Travel shows on television have encouraged the thirst for adventure. “They’re seeing these things and saying, ‘I can do this,’ ” Gibson said.


Travel is also possible now in areas that weren’t accessible 30 years ago: the Siberian railroad from Vladivostok to Moscow, a river cruise in China. Technology helps travelers stay connected to family back home. The Olsons Skype with their children and have had friends visit from the United States.


Renting a home abroad can be cheaper than staying in hotels, but it still costs money. Leasing, swapping, or selling one’s home can help subsidize a trip, and some extended travelers control costs by alternating expensive destinations such as Norway with cheaper ones such as Ecuador.


Lynne Martin, 73, and her husband, Tim, 68, are an extreme version of this. Three years ago, the grandparents of four sold their house in Paso Robles, Calif., and embarked on an extended journey. They have lived in nine countries so far, staying at least a month in each, with the goal of finding more authentic experiences than their parents’ cohort sought out.

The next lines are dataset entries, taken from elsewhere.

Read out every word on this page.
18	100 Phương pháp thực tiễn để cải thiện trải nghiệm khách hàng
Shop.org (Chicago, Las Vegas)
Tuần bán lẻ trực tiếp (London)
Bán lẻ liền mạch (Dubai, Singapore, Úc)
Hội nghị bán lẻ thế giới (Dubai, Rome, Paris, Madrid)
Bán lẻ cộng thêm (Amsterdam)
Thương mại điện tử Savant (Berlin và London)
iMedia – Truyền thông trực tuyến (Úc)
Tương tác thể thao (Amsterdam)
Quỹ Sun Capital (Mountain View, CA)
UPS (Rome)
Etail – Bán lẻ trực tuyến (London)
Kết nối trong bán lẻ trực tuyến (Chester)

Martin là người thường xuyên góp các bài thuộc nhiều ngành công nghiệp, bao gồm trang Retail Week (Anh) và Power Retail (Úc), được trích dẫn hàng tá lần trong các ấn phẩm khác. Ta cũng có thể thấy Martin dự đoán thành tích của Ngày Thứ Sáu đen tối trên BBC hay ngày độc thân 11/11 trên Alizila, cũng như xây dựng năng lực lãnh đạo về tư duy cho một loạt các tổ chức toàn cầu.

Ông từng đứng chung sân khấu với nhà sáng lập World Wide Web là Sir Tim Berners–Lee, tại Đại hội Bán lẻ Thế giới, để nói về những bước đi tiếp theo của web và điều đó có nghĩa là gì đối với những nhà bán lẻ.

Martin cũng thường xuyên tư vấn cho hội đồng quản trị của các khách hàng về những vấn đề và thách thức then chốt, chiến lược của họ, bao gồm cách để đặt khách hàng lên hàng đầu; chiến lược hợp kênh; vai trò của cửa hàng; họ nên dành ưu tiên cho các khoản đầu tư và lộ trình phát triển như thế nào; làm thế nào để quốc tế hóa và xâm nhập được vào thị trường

“I think we’re really going to keep doing this until the wheels fall off,” said Martin, who chronicles their travels on a blog and next month will publish a book about their adventures. “We look better and feel better than we did when we started. As long as the health holds out.” If a serious health problem were to arise, she said, they would probably return to the United States. “But we really don’t worry about that too much.”


Is eternal travel ultimately satisfying? “I just find it hard to believe that after a year or two of that, that most people wouldn’t be yearning to put down roots,” said Marc Freedman, the founder and chief executive of Encore.org, which supports people in second or third careers. He recalled a group who had planned to spend their retirement in RVs. After a while, he said, “they found it unfulfilling and then hooked up with Habitat [for Humanity] and built homes.”